(Beirut) – Algerian authorities sealed the premises of two women’s rights associations on February 27 on the grounds that they were not registered, Human Rights Watch said today. The groups were allowed to reopen “temporarily” on March 5.
While the two organizations registered legally, one in 1989 and the other in 1996, authorities have since required associations to re-register under a 2012 law and refused to renew their legal status, without providing an explanation. Under the restrictive 2012 Law on Associations, Algerian authorities have broad discretion to withhold legal recognition from nongovernmental associations, keeping them in legal limbo.
“Algerian authorities should stop using the association law as a Damocles sword hanging over independent associations that they dislike,” said Sarah Leah Whitson, Middle East and North Africa director at Human Rights Watch.
The 2012 law, in article 70, requires organizations that were legally registered under the previous law to resubmit their bylaws or face dissolution. The two Oran-based groups, the Feminist Association for Personal Development and Exercise of Citizenship (Association Féministe pour l’Epanouissement de la Personne et l’Exercice de la Citoyenneté, AFEPEC) and Algerian Women Claiming their Rights (Femmes Algériennes Revendiquant leurs Droits, FARD) sent their new registration documents to the authorities in 2012 and 2014 respectively, but never received a registration receipt despite several efforts to follow up.
On February 25, the Oran governor issued a written decision, based on “reports that FARD and AFEPEC, two unlicensed associations, are pursuing their activities,” to close their premises “until they straighten out their legal situation.”
Fatma Boufenik, director of FARD’s counseling center for women victims of violence, told Human Rights Watch that the association received no prior notice of the closure.
“On February 27, colleagues and I were on duty assisting women at the counseling center,” Boufenik said. “We left at about 1 p.m.
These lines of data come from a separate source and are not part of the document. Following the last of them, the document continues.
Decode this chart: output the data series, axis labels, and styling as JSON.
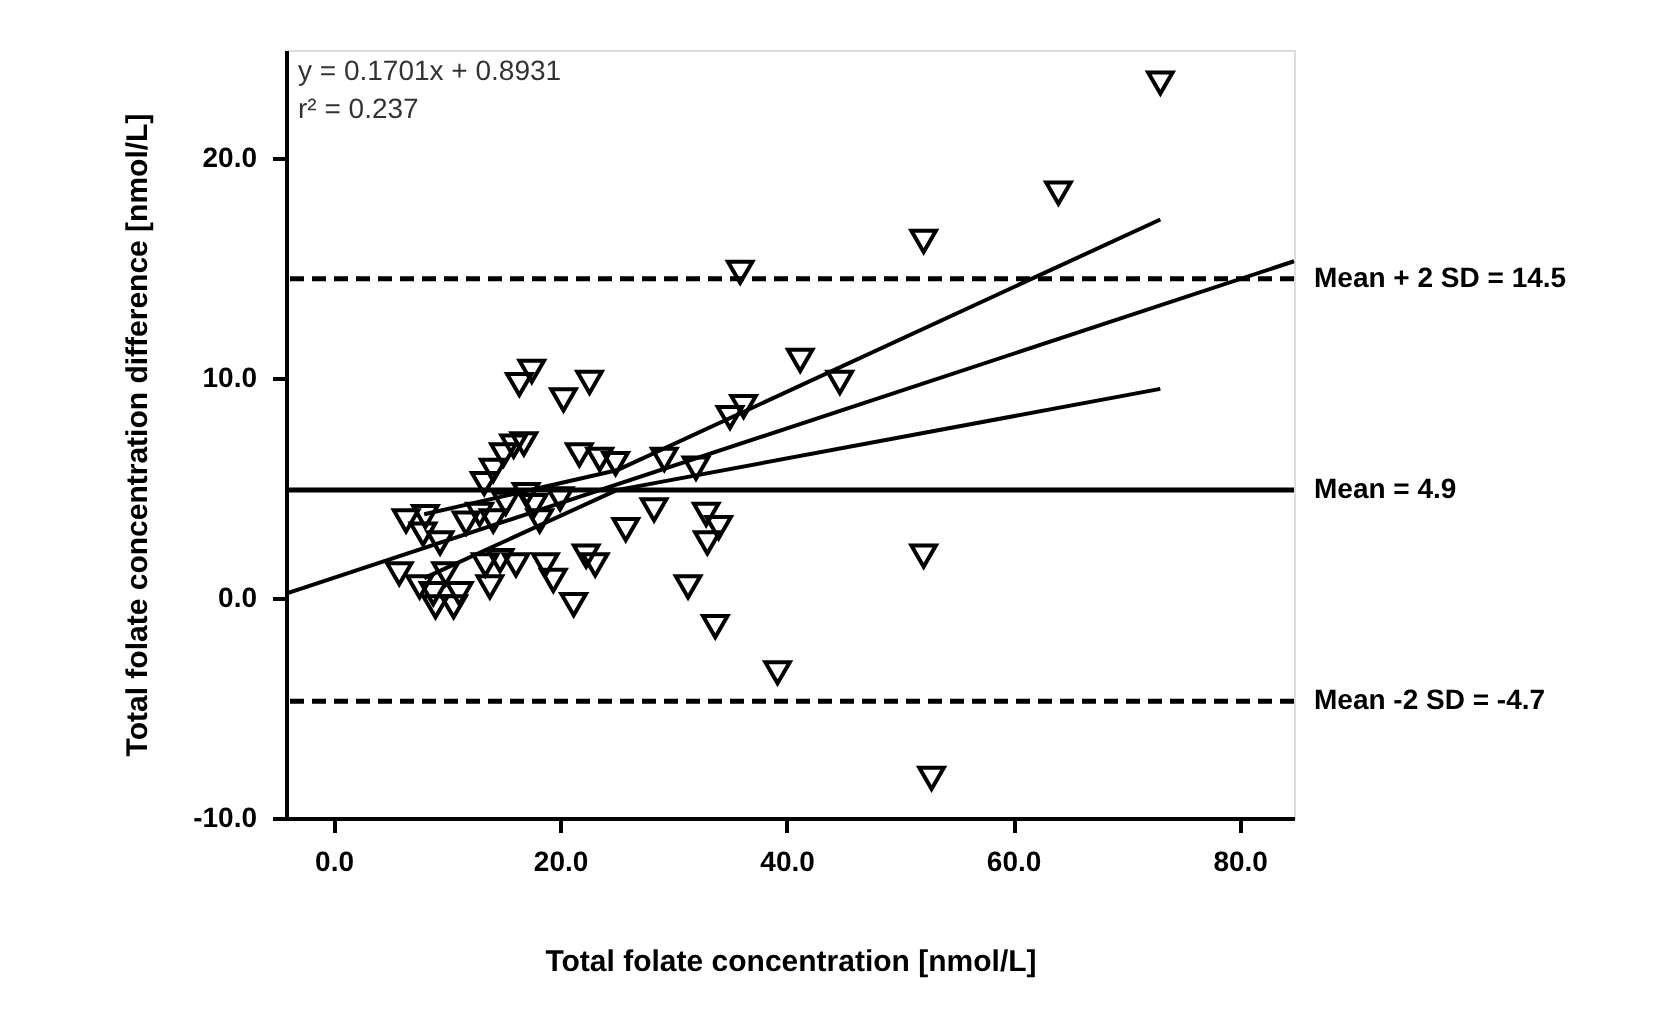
{
  "chart_data": {
    "type": "scatter",
    "xlabel": "Total folate concentration [nmol/L]",
    "ylabel": "Total folate concentration difference [nmol/L]",
    "marker": "triangle",
    "series": [
      {
        "color": "#000000",
        "x": [
          73.0,
          64.0,
          52.1,
          35.9,
          41.2,
          44.7,
          36.2,
          35.0,
          32.0,
          52.1,
          39.2,
          52.8,
          31.3,
          33.7,
          33.0,
          34.0,
          17.5,
          16.4,
          20.3,
          22.6,
          16.8,
          15.9,
          15.0,
          14.1,
          13.3,
          21.7,
          23.5,
          24.9,
          29.2,
          28.3,
          25.8,
          32.9,
          6.4,
          8.1,
          7.9,
          9.4,
          5.8,
          7.6,
          9.0,
          10.6,
          8.8,
          11.7,
          12.9,
          14.1,
          15.2,
          17.7,
          18.2,
          13.4,
          13.8,
          14.7,
          16.1,
          18.7,
          19.4,
          21.2,
          22.3,
          23.1,
          20.0,
          17.0,
          11.1,
          9.9
        ],
        "values": [
          23.4,
          18.4,
          16.2,
          14.8,
          10.8,
          9.8,
          8.7,
          8.2,
          5.9,
          1.9,
          -3.4,
          -8.2,
          0.5,
          -1.3,
          2.5,
          3.2,
          10.3,
          9.7,
          9.0,
          9.8,
          7.0,
          6.9,
          6.5,
          5.8,
          5.2,
          6.5,
          6.3,
          6.1,
          6.3,
          4.0,
          3.1,
          3.8,
          3.5,
          3.7,
          2.9,
          2.5,
          1.1,
          0.5,
          -0.4,
          -0.4,
          0.2,
          3.4,
          3.8,
          3.5,
          4.3,
          4.2,
          3.5,
          1.5,
          0.5,
          1.7,
          1.5,
          1.5,
          0.8,
          -0.3,
          1.9,
          1.5,
          4.5,
          4.7,
          0.2,
          1.1
        ]
      },
      {
        "type": "line",
        "marker": "none",
        "line_style": "solid",
        "color": "#000000",
        "x": [
          -4.2,
          84.8
        ],
        "values": [
          0.2,
          15.3
        ]
      },
      {
        "type": "line",
        "marker": "none",
        "line_style": "solid",
        "color": "#000000",
        "x": [
          8,
          25,
          73
        ],
        "values": [
          3.8,
          5.8,
          17.2
        ]
      },
      {
        "type": "line",
        "marker": "none",
        "line_style": "solid",
        "color": "#000000",
        "x": [
          8,
          25,
          73
        ],
        "values": [
          0.9,
          4.9,
          9.5
        ]
      }
    ],
    "xlim": [
      -4.2,
      84.8
    ],
    "ylim": [
      -10,
      24.9
    ],
    "xticks": [
      {
        "value": 0,
        "label": "0.0"
      },
      {
        "value": 20,
        "label": "20.0"
      },
      {
        "value": 40,
        "label": "40.0"
      },
      {
        "value": 60,
        "label": "60.0"
      },
      {
        "value": 80,
        "label": "80.0"
      }
    ],
    "yticks": [
      {
        "value": -10,
        "label": "-10.0"
      },
      {
        "value": 0,
        "label": "0.0"
      },
      {
        "value": 10,
        "label": "10.0"
      },
      {
        "value": 20,
        "label": "20.0"
      }
    ],
    "ref_lines": [
      {
        "axis": "y",
        "value": 14.5,
        "label": "Mean + 2 SD = 14.5",
        "line_style": "dashed"
      },
      {
        "axis": "y",
        "value": 4.9,
        "label": "Mean = 4.9",
        "line_style": "solid"
      },
      {
        "axis": "y",
        "value": -4.7,
        "label": "Mean -2 SD = -4.7",
        "line_style": "dashed"
      }
    ],
    "annotations": [
      "y = 0.1701x + 0.8931",
      "r² = 0.237"
    ],
    "grid": false
  }
}
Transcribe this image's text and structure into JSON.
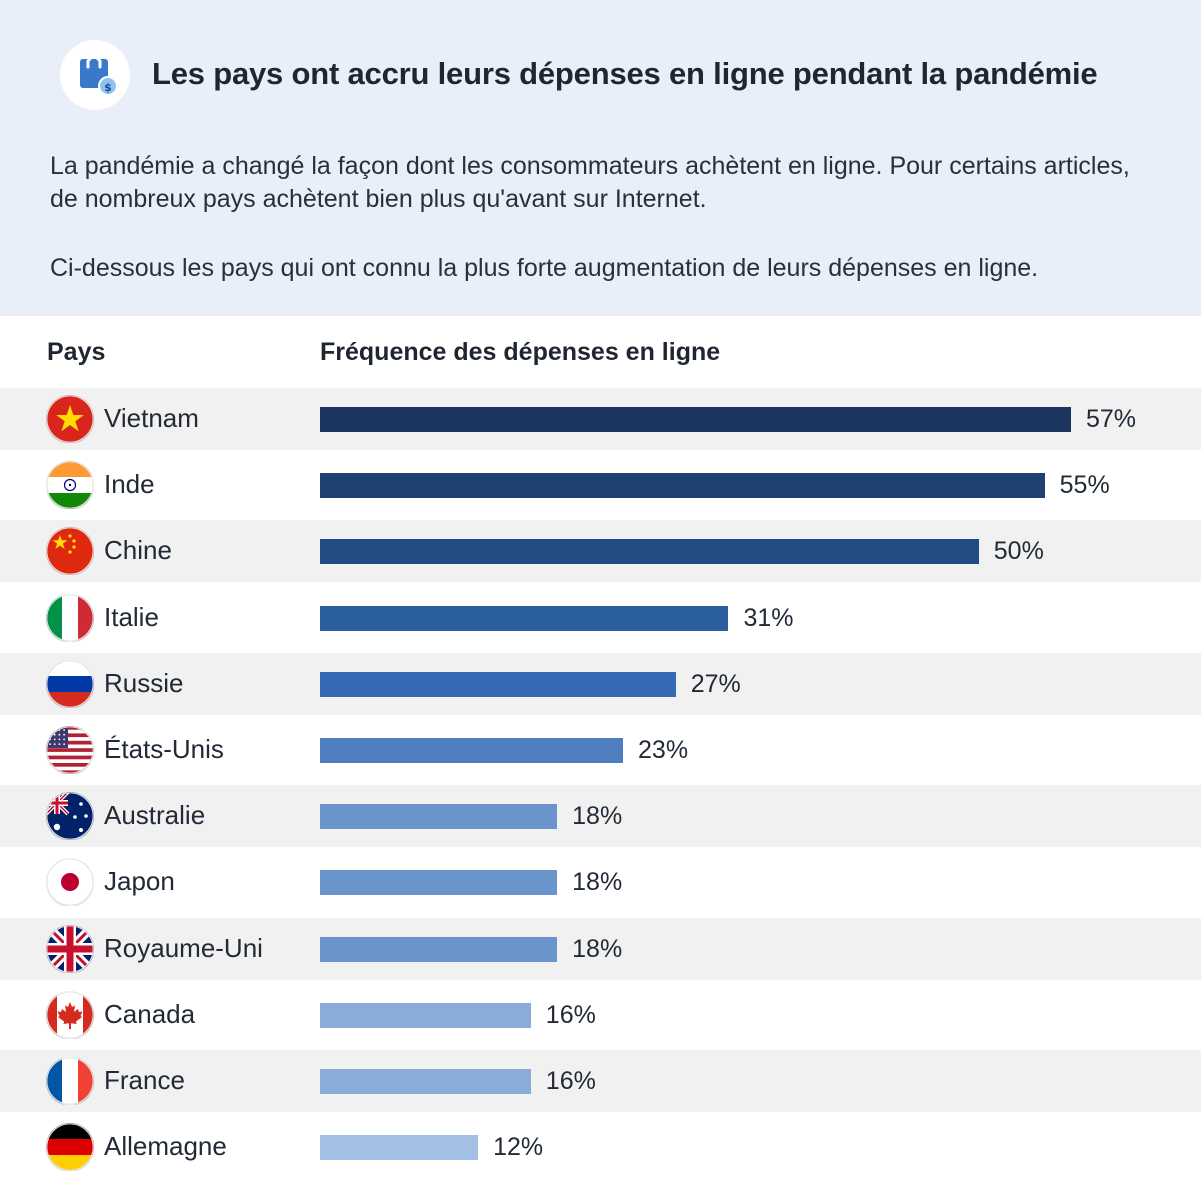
{
  "header": {
    "logo_icon": "shopping-bag-dollar-icon",
    "title": "Les pays ont accru leurs dépenses en ligne pendant la pandémie",
    "intro": "La pandémie a changé la façon dont les consommateurs achètent en ligne. Pour certains articles, de nombreux pays achètent bien plus qu'avant sur Internet.",
    "intro2": "Ci-dessous les pays qui ont connu la plus forte augmentation de leurs dépenses en ligne."
  },
  "columns": {
    "country": "Pays",
    "value": "Fréquence des dépenses en ligne"
  },
  "chart_data": {
    "type": "bar",
    "orientation": "horizontal",
    "title": "Les pays ont accru leurs dépenses en ligne pendant la pandémie",
    "xlabel": "Fréquence des dépenses en ligne",
    "ylabel": "Pays",
    "unit": "%",
    "xlim": [
      0,
      57
    ],
    "grid": false,
    "categories": [
      "Vietnam",
      "Inde",
      "Chine",
      "Italie",
      "Russie",
      "États-Unis",
      "Australie",
      "Japon",
      "Royaume-Uni",
      "Canada",
      "France",
      "Allemagne"
    ],
    "values": [
      57,
      55,
      50,
      31,
      27,
      23,
      18,
      18,
      18,
      16,
      16,
      12
    ],
    "labels": [
      "57%",
      "55%",
      "50%",
      "31%",
      "27%",
      "23%",
      "18%",
      "18%",
      "18%",
      "16%",
      "16%",
      "12%"
    ],
    "flags": [
      "vietnam-flag-icon",
      "india-flag-icon",
      "china-flag-icon",
      "italy-flag-icon",
      "russia-flag-icon",
      "usa-flag-icon",
      "australia-flag-icon",
      "japan-flag-icon",
      "uk-flag-icon",
      "canada-flag-icon",
      "france-flag-icon",
      "germany-flag-icon"
    ],
    "colors": [
      "#1d3660",
      "#1f4170",
      "#234c84",
      "#2b5e9f",
      "#3569b3",
      "#4f7fc0",
      "#6a95cc",
      "#6a95cc",
      "#6a95cc",
      "#89acd9",
      "#89acd9",
      "#a3c1e5"
    ]
  }
}
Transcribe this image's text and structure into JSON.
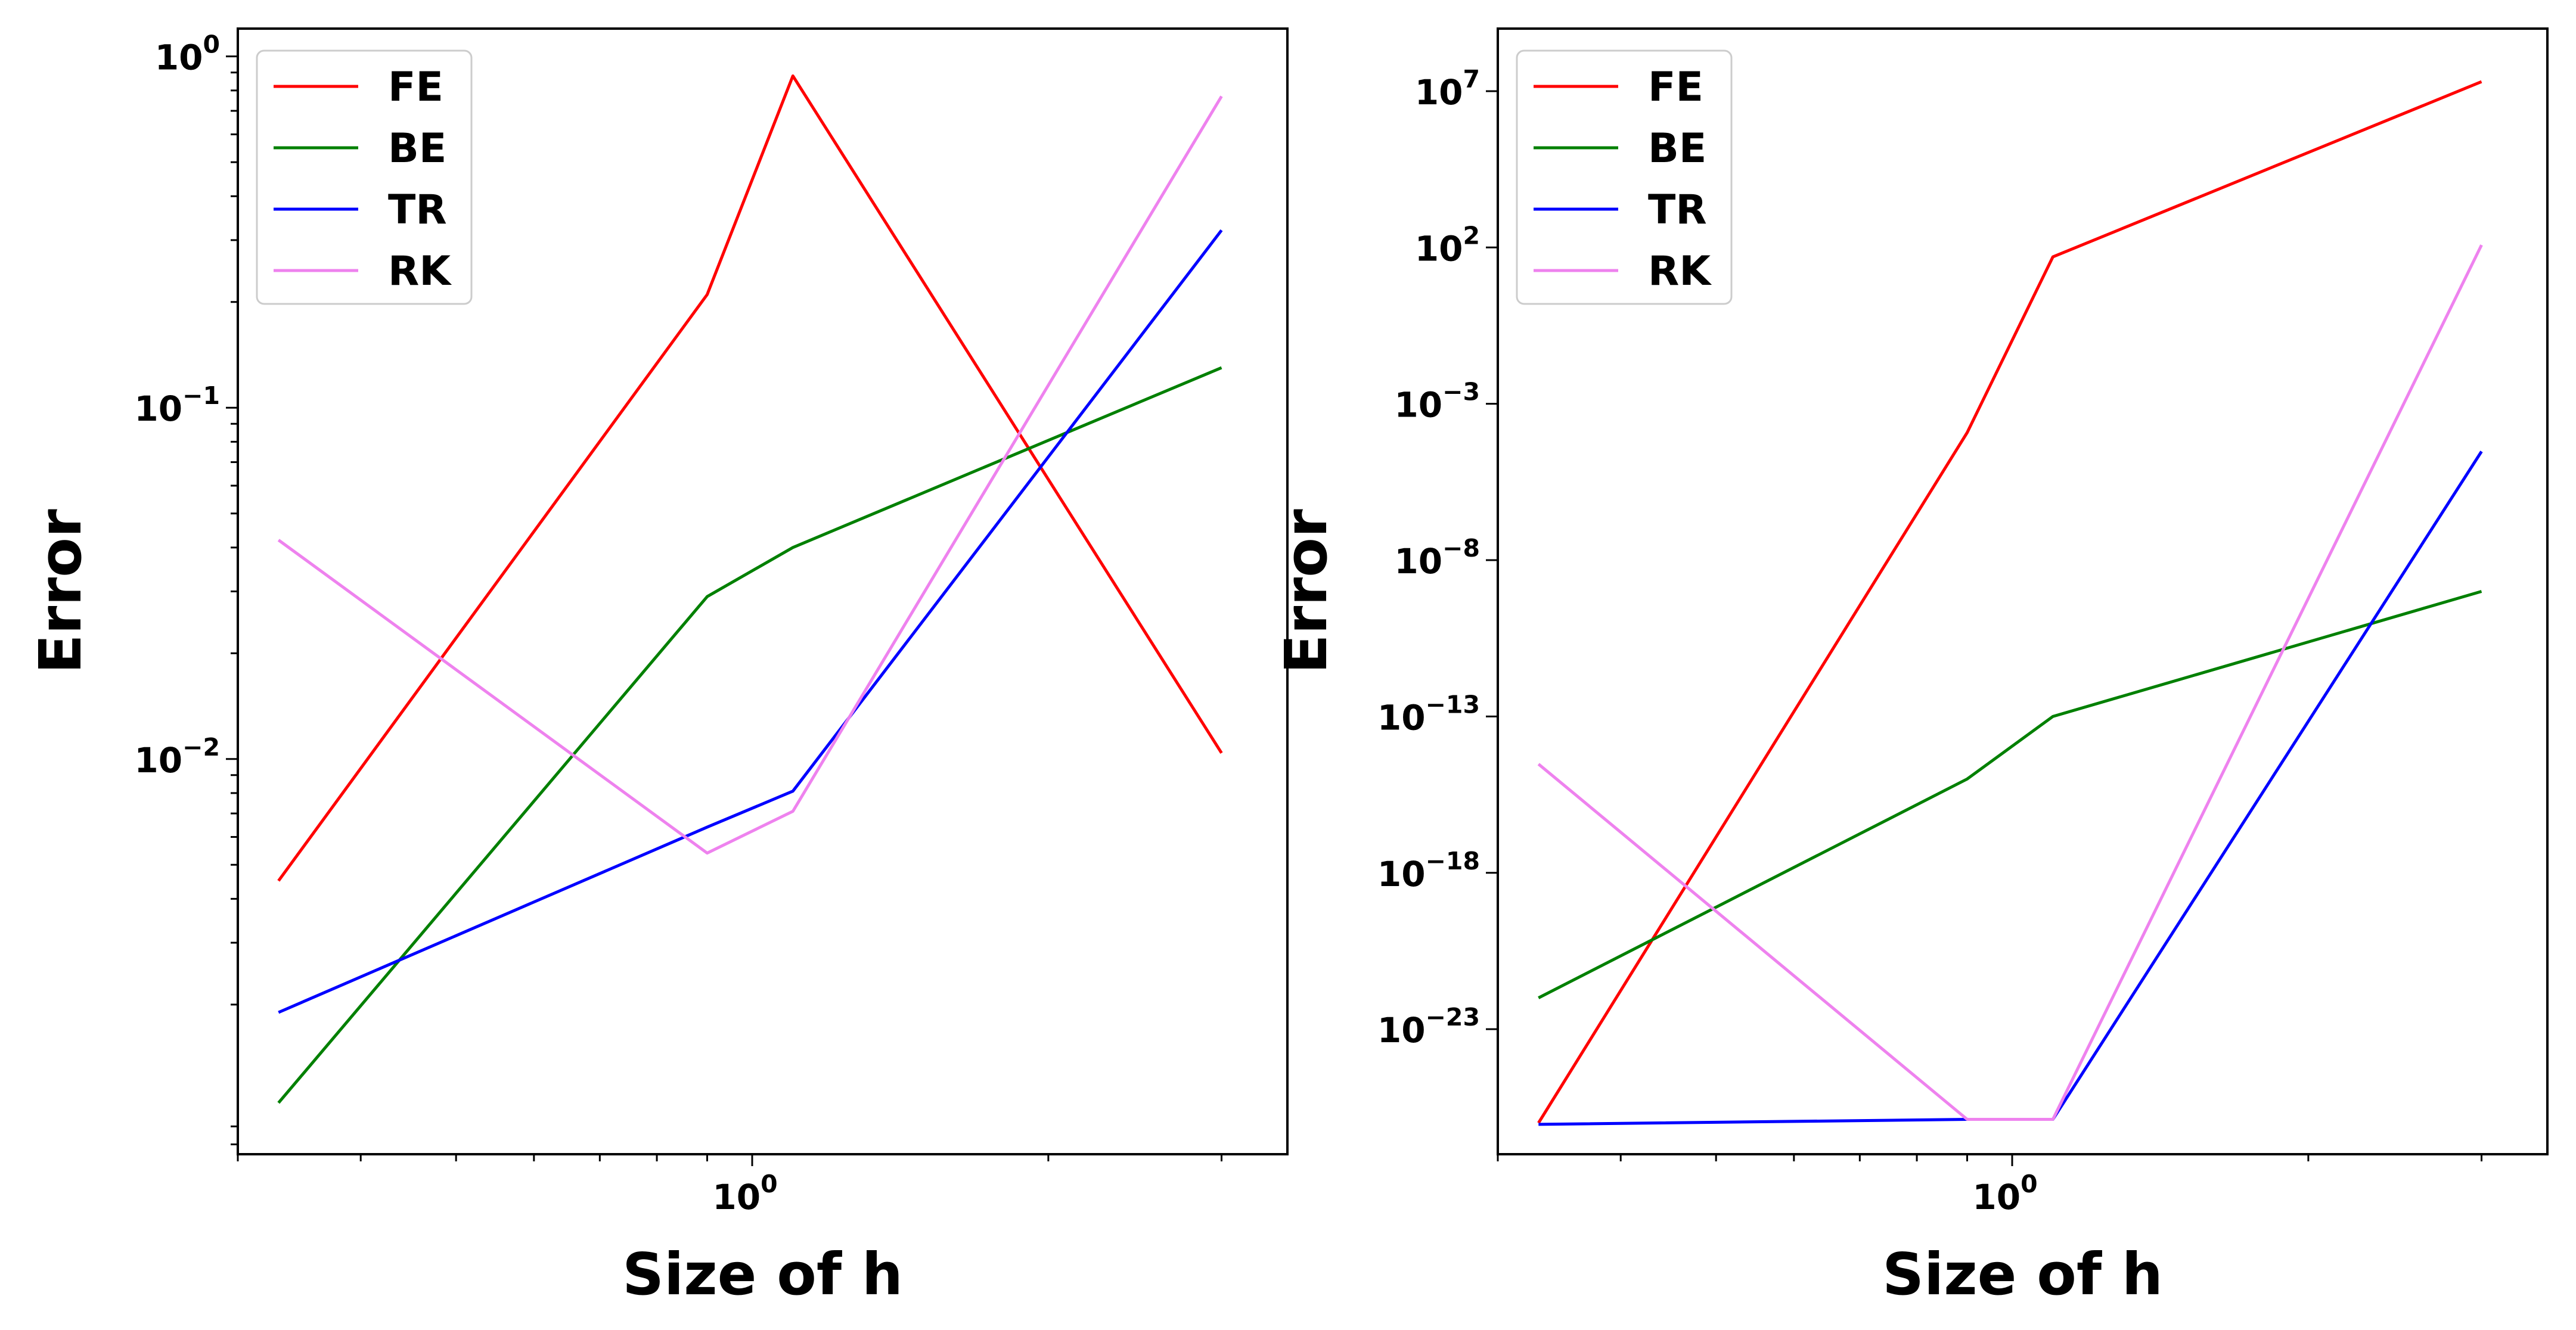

I live in that same neighborhood. When neighbors informed me that the police had come and sealed our office and the office of AFEPEC, I went and discovered that they had put seals in our lock.”
Boufenik said that FARD had been legally registered since 1996, under the 1990 law on associations. After legislators replaced that law in 2012, FARD held a general assembly on January 9, 2014, as mandated by the new law, and deposited the required documents with the Direction de l’Action Sociale (DAS), the local branch of the Ministry of National Solidarity, Family and Condition of Women, on January 29, 2014. On March 30, the group received a “deposit receipt” proving that the Wali of Oran had received the file. Human Rights Watch has reviewed that receipt. Since then, the authorities have not responded.
Malika Remaoun, vice president of AFEPEC, told Human Rights Watch that to comply with the 2012 law, the association held a general assembly on February 22, 2012 and deposited the required documents on February 29. “But we did not receive our deposit receipt until 2014, even though it was dated March 2012,” she said. “Since then, we have been asking for the normalization of our legal status, to no avail.”
On March 5, the governor of Oran allowed FARD and AFEPEC to reopen. His decision, which Human Rights Watch reviewed, stated that the reopening was only temporary, pending “the normalization of their legal status.”
Human Rights Watch has urged the Algerian government to revise the law on associations to make it consistent with international standards governing the right of association.
The 2012 law requires associations to obtain a registration receipt from authorities before they can legally operate. Authorities can refuse to register an association if they decide that the content and/or objectives of a group’s activities are contrary to Algeria’s “fundamental principles (constantes nationales) and values, public order, public morals and the applicable laws and regulations.” These vague criteria give authorities broad leeway to block a group’s legalization.
Article 8 of the new law states that the relevant administrative authority will issue a “mandatory deposit receipt” “on the spot” after checking the documents submitted by the association. The law gives the authority no discretion to refuse to accept the documents or to refuse to issue the receipt. The administration then has 30 to 60 days to decide whether to allow the registration to take effect.
The law states that “at the expiration of the deadlines mentioned above, the administration’s silence is tantamount to agreement. In this case, the administration is obliged to deliver the registration receipt.”
In practice, however, the administration has refused in some cases to issue the receipt.
Human rights organizations such as the Algerian League for Human Rights (Ligue Algérienne des Droits de l’Homme, LADDH), the Youth Action Rally (Rassemblement Action Jeunesse, RAJ,), and the Algerian chapter of Amnesty International, all previously registered associations that re-submitted their documents in compliance with the 2012 law, still await their legal recognition.
The lack of legal registration hobbles associations in Algeria in many ways, including preventing them from opening a bank account or renting an office in the association’s name or renting a public hall for a meeting. Moreover, members of an association that is “non-accredited, suspended, or dissolved” risk prison sentences of up to six months for conducting activities in its name.